I giudici del Riesame stanno valutando le posizioni degli indagati sulla base di tutti gli elementi che sono agli atti dell’inchiesta, una mole di atti notevole se si considera che ci sono oltre 6500 pagine di informative, più il materiale prodotto dai vari difensori. E mentre l’iter giudiziario prosegue (pendono anche i ricorsi che la Procura ha presentato contro la decisione del gip di negare gli arresti ad alcuni indagati), il carcere continua ad essere al centro del dibattito. Il garante regionale dei detenuti, Samuele Ciambriello, ha incontrato ieri il presidente dell’Ordine degli psicologi della Campania, Armando Cozzuto. Al centro del confronto le criticità del pianeta carcere e le annose carenze di personale destinato ad assistere e guidare i detenuti nel percorso di responsabilizzazione e rieducazione.

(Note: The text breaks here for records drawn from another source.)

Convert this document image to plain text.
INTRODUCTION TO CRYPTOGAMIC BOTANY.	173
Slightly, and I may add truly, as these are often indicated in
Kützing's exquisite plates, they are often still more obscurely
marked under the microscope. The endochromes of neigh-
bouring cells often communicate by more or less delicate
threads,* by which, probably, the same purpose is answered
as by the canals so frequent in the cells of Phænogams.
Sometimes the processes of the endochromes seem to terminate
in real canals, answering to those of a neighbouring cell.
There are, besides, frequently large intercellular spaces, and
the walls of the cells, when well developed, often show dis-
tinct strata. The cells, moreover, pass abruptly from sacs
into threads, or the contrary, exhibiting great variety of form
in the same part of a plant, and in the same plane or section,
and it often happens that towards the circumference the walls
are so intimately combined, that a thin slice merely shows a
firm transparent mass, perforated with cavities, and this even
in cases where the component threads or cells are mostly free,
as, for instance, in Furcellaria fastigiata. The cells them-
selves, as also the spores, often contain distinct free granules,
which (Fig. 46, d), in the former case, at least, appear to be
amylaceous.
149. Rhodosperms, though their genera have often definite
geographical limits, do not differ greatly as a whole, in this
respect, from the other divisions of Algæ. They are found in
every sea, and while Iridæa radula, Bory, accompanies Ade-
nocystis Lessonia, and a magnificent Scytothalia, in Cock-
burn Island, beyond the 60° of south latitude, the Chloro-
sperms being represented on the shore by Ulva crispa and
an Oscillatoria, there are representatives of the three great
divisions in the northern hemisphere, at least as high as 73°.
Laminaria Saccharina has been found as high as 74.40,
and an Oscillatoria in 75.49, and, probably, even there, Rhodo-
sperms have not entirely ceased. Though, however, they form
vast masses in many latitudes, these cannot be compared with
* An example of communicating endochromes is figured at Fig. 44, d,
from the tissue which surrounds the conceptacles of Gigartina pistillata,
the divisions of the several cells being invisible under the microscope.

«Occorre realizzare una mappatura dei professionisti che operano sul campo» ha affermato Ciambriello che da tempo segnala la mancanza di educatori e psicologi all’interno degli istituti di pena campani e chiede alla politica interventi concreti. Il ruolo degli psicologi nelle carceri si rivela fondamentale, in quanto lo stress di chi vive e di chi lavora negli istituti penitenziari è sempre più un’emergenza e lo dimostrano l’aumento dei suicidi e degli atti di autolesionismo. L’esplosione di violenza che si è registrata nel carcere di Santa Maria Capua Vetere con i pestaggi ad opera degli agenti della polizia penitenziaria ripropone l’attenzione anche su questi temi. Temi che proprio a inizio giugno erano stati al centro di un’iniziativa promossa dall’ufficio del garante regionale: due workshop realizzati presso gli istituti penitenziari di Poggioreale e Secondigliano dall’associazione Akira per discutere e approfondire il fenomeno del burnout con un particolare riferimento alle peculiarità del lavoro degli operatori penitenziari.